Lorna Doone, first published in 1869 contains references to goats in the Valley of Rocks, which R.D. Blackmore must have heard from local informants when gathering background information for the book. However, in Cooper's guidebook of 1853 we learn that it is "some tears since it was found necessary to destroy them (the goats), as they killed so many of the sheep by butting them over the adjacent cliffs."
The shadows of rocks fell far and deep, and the brown dead fern was fluttering, and brambles with their sere leaves hanging, swayed their tatters to and fro, with a red look on them. In patches underneath the crags, a few wild goats were browsing; then they tossed their horns, and fled, and leaped on ledges, and stared at me.

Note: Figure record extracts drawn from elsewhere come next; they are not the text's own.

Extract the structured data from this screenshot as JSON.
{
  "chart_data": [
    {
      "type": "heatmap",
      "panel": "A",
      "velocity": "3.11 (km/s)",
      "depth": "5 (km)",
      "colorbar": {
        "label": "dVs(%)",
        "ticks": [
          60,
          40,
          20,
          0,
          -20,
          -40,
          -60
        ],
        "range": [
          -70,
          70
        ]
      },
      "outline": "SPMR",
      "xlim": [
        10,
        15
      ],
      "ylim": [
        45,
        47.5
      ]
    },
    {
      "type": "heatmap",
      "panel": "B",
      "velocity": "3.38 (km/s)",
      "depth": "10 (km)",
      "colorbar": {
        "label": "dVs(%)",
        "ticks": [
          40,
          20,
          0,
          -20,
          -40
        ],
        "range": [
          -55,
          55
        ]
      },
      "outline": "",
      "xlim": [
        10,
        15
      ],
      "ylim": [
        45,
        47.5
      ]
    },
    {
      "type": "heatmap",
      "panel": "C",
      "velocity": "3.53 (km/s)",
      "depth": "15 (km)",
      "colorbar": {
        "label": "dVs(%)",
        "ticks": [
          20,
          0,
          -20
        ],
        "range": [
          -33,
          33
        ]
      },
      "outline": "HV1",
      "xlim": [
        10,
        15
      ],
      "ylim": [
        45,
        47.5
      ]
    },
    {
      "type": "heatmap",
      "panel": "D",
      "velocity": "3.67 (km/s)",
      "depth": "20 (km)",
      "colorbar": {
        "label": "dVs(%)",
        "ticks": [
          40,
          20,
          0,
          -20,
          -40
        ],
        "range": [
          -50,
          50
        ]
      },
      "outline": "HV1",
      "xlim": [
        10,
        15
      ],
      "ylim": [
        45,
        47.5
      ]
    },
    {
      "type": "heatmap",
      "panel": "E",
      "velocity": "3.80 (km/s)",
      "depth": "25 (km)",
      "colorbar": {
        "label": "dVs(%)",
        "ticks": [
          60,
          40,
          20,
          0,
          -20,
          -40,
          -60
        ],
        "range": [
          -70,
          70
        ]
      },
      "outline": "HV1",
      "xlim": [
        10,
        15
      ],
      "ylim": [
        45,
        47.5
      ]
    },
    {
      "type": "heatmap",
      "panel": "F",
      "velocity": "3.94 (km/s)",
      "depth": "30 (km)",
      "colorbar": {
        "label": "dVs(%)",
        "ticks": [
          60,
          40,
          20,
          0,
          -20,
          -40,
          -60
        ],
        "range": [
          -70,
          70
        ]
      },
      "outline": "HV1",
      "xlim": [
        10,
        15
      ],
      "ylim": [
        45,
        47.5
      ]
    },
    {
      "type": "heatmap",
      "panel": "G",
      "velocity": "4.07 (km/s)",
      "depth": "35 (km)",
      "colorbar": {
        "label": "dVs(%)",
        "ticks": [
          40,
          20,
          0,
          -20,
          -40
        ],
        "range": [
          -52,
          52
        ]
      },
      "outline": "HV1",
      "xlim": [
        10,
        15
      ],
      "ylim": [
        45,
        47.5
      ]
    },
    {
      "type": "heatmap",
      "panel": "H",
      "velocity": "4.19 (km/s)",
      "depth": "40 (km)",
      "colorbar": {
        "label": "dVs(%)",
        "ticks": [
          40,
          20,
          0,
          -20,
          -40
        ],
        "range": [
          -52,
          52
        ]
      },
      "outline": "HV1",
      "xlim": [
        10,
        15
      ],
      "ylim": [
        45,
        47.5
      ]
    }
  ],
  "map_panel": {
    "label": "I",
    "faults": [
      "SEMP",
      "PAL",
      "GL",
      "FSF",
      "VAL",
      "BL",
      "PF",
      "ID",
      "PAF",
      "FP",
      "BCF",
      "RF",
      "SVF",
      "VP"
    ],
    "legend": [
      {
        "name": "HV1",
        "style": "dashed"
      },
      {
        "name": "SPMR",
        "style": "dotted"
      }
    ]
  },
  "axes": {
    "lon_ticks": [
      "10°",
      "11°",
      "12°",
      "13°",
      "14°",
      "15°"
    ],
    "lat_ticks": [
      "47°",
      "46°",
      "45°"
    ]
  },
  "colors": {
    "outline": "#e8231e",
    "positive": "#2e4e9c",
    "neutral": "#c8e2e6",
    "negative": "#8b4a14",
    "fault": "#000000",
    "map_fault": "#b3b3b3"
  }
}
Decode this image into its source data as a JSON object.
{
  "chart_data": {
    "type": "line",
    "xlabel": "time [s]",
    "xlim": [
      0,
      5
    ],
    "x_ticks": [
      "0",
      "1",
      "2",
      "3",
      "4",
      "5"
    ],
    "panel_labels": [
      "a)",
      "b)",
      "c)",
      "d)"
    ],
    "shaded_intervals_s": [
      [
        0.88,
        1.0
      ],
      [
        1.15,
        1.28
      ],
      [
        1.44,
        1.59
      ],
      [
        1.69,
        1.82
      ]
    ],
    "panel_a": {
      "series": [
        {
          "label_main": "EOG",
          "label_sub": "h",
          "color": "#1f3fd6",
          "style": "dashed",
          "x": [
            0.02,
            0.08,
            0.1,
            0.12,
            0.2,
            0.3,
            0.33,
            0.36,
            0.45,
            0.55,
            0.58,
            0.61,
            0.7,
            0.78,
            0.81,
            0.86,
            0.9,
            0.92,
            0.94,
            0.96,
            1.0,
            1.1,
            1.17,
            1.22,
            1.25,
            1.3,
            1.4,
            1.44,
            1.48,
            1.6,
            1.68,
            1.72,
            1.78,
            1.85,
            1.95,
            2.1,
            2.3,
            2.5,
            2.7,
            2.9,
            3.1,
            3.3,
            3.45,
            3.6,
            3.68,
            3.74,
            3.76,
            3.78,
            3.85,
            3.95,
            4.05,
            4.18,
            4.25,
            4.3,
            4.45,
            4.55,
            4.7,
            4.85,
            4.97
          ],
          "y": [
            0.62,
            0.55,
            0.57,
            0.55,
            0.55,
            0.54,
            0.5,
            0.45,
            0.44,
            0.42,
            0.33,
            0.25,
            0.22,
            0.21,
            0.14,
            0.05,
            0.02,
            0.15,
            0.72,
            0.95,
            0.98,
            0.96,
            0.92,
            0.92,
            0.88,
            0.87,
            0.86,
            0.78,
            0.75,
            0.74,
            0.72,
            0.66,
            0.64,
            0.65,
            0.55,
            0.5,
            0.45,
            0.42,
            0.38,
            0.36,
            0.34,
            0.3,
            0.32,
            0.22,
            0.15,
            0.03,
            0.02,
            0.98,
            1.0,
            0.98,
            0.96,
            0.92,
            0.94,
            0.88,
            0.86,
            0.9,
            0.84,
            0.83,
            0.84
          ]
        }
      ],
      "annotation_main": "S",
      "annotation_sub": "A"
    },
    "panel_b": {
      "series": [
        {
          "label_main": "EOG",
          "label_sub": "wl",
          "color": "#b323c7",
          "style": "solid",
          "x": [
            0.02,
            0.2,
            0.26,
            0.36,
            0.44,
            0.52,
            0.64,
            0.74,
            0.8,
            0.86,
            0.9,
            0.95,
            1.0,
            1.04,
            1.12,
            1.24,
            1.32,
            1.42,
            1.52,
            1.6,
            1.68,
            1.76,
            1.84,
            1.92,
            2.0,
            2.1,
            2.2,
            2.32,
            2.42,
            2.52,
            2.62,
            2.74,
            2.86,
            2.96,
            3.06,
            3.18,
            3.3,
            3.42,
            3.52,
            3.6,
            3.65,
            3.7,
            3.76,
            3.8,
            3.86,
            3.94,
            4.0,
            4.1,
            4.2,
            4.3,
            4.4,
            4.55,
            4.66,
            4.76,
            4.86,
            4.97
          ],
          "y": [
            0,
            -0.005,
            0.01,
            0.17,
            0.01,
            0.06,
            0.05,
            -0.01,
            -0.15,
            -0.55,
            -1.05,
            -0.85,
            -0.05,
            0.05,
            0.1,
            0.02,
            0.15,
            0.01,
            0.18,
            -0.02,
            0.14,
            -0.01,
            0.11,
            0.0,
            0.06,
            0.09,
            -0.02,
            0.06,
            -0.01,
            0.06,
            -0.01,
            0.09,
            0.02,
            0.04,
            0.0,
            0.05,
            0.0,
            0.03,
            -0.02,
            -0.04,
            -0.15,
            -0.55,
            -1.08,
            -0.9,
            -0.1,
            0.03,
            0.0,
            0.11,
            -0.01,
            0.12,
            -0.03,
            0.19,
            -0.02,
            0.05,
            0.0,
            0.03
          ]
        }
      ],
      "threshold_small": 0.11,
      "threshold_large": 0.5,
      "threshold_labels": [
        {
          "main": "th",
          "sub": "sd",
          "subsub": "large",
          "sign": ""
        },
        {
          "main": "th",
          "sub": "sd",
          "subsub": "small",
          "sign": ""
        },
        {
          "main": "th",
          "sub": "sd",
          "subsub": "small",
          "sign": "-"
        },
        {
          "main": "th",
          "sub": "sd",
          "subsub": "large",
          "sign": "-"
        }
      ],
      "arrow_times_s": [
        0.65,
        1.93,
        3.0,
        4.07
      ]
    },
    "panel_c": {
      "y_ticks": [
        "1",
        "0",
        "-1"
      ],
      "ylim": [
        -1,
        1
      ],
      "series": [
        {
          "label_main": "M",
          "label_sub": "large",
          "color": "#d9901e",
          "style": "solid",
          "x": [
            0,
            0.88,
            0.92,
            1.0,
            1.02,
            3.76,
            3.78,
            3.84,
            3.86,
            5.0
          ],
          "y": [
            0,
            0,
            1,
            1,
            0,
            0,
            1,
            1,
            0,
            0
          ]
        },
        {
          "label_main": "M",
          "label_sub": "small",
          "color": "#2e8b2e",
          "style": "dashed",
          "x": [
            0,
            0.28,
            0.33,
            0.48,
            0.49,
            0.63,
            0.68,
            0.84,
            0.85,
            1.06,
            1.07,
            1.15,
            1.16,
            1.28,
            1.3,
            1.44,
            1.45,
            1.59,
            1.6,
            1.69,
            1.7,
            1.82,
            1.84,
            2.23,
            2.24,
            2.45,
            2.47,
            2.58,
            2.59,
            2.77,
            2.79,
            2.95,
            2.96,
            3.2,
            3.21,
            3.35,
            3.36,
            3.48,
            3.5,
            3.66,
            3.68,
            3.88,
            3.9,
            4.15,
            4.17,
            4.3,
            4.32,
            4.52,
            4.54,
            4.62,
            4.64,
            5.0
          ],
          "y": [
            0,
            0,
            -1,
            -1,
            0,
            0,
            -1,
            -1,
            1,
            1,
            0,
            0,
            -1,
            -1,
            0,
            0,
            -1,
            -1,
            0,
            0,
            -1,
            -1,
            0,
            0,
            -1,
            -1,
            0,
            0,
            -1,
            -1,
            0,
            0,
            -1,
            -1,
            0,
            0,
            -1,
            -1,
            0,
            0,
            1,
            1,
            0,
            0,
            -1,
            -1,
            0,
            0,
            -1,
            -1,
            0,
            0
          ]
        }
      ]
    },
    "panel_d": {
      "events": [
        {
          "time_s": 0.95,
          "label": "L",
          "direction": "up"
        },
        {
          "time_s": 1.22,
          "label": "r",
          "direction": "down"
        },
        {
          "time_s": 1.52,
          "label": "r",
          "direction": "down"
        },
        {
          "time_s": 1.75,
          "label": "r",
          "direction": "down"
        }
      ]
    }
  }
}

... She (Mother Meldrum) pointed to the castle-rock, where upon a narrow shelf, betwixt us and the coming stars, a
bitter fight was raging. A fine fat sheep, with an honest face, had clomb up very carefully to browse on a bit of juicy
grass, now the dew of the land was upon it. To him, from an upper crag, a lean black goat came hurrying, with leaps, and
skirmish of the horns, and an angry noise in his nostrils. The goat had grazed the place before, to the utmost of his
liking, cropping in and out with jerks, as their manner is of feeding. Nevertheless he fell on the sheep with fury and
The simple wether was much inclined to retire from the contest, but looked around in vain for any way to peace and comfort. His enemy stood between him and the last leap he had taken; there was nothing left him but to fight, or be hurled into the sea, five hundred feet below.
"Lie down, lie down!" I shouted to him, as if he were a dog, for I had seen a battle like this before, and knew that the sheep had no chance of life except from his greater weight, and the difficulty of moving him.
"Lie down, lie down, John Ridd!" cried Mother Melldrum, mocking me, but without a sign of smiling.
The poor sheep turned, upon my voice, and looked at me so piteously that I could look no longer; but ran with all my speed to try and save him from the combat. He saw that I could not be in time, for the goat was bucking to leap at him, and so the good wether stooped his forehead, with the harmless horns curling aside of it; and the goat flung his heels up, and rushed at him, with quick sharp jumps and tricks of movement, and the points of his long horns always foremost, and his little scut cocked like a gun-hammer.
As I ran up the steep of the rock, I could not see what they were doing, but the sheep must have fought very bravely at last, and yielded his ground quite slowly, and I hoped almost to save him. But just as my head topped the platform of rock, I saw him flung from it backward, with a sad low moan and a gurgle. His body made quite a short noise in the air, like a bucket thrown down a well shaft, and I could not tell when it struck the water, except by the echo among the rocks. So wroth was I with the goat at the moment (being somewhat scant of breath and unable to consider), that I caught him by the right hind-leg, before he could turn from his victory, and hurled him after the sheep, to learn how he liked his own compulsion.